Fui convidado para participar do Encontro Nacional Sindical do PCdoB e de um debate sobre a atual conjuntura política.

Por Renato Rabelo*

A responsabilidade do PCdoB, do movimento sindical e dos trabalhadores é enorme nesse momento do país. Nunca vivemos um período em que a unidade das forças de esquerda, das forças progressistas, das forças mais consequentes fosse tão necessária. A alternativa imposta pelo golpe, pelas forças golpistas – um consórcio da classe dominante – fracassou completamente!

Governo resultante do Golpe é rejeitado por mais de 90% da Nação

O governo Temer, produto do golpe de Estado, é o mais rejeitado pela Nação em toda a história recente do Brasil. A retomada do crescimento e do emprego tem sido um verdadeiro fracasso: o crescimento é débil, frágil, sendo reduzida constantemente sua previsão, talvez não passando de 1% do PIB. Chegamos a 13 milhões de desempregados.
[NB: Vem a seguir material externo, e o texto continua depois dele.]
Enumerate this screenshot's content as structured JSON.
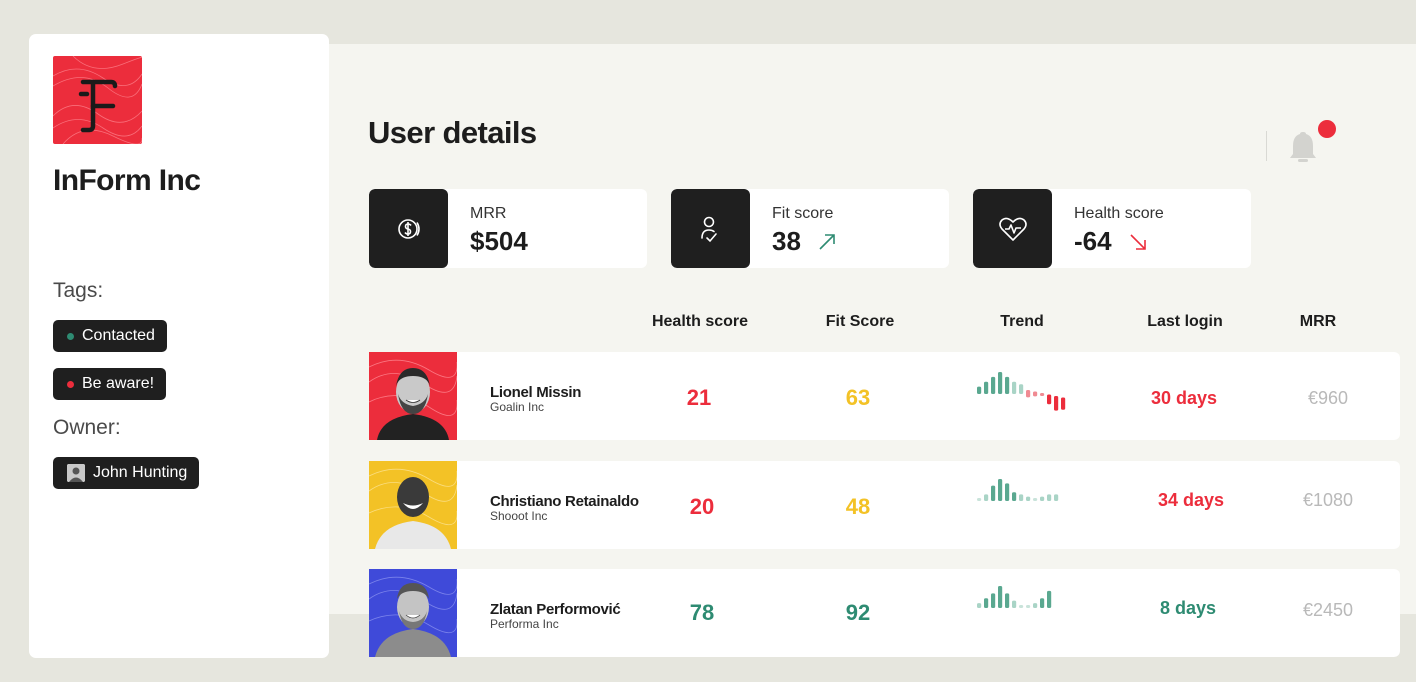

O pouco emprego que aparece é informal, precarizado.

Mesmo a propalada responsabilidade com o controle da dívida pública, que era o centro das críticas golpistas ao governo Dilma, não entregaram nada do que prometiam. As contas públicas, no último mês de abril, tiveram o pior resultado em 17 anos. E mais: a dívida bruta atinge um recorde de quase 4,854 trilhões de reais. Temos o menor investimento público nos últimos 50 anos, o qual é de apenas 1,7% do PIB. Além disso, há um processo crescente de exceção, autoritarismo, com uma fachada de Estado de Direito, num pano de fundo marcado pela instabilidade institucional

Recentemente, para impedir a greve da FUP (Federação Única dos Petroleiros), a multa judicial passou de R$ 500 mil para R$ 2 milhões por dia. Houve ameaça de que as contas seriam bloqueadas, não só do sindicato, mas dos dirigentes; e ameaças de que a Polícia Federal estaria de prontidão podendo até prender os dirigentes sindicais. Não é uma ditadura militar propriamente, mas um tipo de ditadura expressa pelo sistema judiciário. O judiciário vem se tornando um poder paralelo no país.  O regime atual está vendendo o país a preço vil e retirando drasticamente os direitos dos trabalhadores.
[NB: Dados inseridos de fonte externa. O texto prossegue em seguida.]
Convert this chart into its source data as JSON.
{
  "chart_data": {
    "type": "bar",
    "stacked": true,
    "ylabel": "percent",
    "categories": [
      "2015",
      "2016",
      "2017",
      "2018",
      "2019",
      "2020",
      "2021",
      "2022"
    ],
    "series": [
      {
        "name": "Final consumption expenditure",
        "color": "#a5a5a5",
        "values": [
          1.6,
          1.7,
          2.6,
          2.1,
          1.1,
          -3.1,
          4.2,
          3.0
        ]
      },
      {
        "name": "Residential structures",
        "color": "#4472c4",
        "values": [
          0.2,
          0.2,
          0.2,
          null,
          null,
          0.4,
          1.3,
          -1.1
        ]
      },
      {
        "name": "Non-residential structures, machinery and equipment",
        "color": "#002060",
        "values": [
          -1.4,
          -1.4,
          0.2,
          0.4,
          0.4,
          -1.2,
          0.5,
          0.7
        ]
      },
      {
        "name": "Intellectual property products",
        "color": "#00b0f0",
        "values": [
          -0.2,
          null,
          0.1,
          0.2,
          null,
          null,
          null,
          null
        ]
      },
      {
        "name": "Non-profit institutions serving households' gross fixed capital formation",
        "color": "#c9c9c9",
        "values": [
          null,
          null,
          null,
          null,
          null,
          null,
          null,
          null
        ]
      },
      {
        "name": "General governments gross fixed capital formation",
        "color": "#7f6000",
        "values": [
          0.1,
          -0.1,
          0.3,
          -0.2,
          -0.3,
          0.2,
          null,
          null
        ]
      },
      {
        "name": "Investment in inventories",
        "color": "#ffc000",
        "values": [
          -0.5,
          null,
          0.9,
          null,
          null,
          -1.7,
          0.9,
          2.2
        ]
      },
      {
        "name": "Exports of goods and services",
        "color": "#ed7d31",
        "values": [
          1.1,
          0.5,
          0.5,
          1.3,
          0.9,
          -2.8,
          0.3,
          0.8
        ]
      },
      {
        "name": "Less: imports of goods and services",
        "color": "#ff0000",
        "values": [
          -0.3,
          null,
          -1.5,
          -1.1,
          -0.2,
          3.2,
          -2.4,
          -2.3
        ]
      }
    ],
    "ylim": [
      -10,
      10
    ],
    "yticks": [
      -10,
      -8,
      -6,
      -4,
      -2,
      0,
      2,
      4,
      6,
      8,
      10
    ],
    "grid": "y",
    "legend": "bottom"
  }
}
Hoje, a nossa luta imediata é pela restauração da democracia, pela salvação nacional, e retomada e garantia dos direitos sociais e trabalhistas. A política econômica adotada é uma volta à predica imposta pelo Consenso de Washington, na contraofensiva do imperialismo, aliado às oligarquias locais, na América Latina. Na Argentina, que segue esse propósito, também não está dando certo, a crise se aprofunda.

O capitalismo globalizado e autonomizado divide toda sociedade

A realidade do capitalismo contemporâneo é de globalização financeirizada e autonomização. É autonomização porque as máquinas passam a ter autonomia própria. E essa realidade provoca o quê? O uso da ciência e tecnologia pelo capitalismo acelera a valorização do capital e desvaloriza o trabalho. Torna possível a ampliação daquilo que se chama de “tempo livre”, que é o excedente. Com a tecnologia e avanço da inovação, há uma produtividade do trabalho muito maior. E o tempo livre, excedente, fica com quem? Haverá mais criação, liberdade, a sociedade vai usar esse tempo em proveito de todos? Nada disso! Esse excedente está enclausurado nas relações de propriedade. A propriedade privada impede isso. Essa é a base essencial do capitalismo. Não é só o problema da propriedade intelectual, tudo isso é propriedade privada. O tempo livre, excedente, é apropriado pelos detentores da riqueza financeira. Esta é a questão. E isso foi previsto por Karl Marx. Ele não analisou o capitalismo do século dezoito, ele tratou o capitalismo nas suas estruturas fundamentais, que prevalecem até nossos dias. Por isso, sua análise é válida na atualidade. Os capitalistas bem sucedidos acumulam este excedente sob a forma de capital fictício. E este vai engordando os portadores de ativos financeiros. Por outro lado, o que acontece com a grande maioria? São os mais fracos, que são destituídos do trabalho.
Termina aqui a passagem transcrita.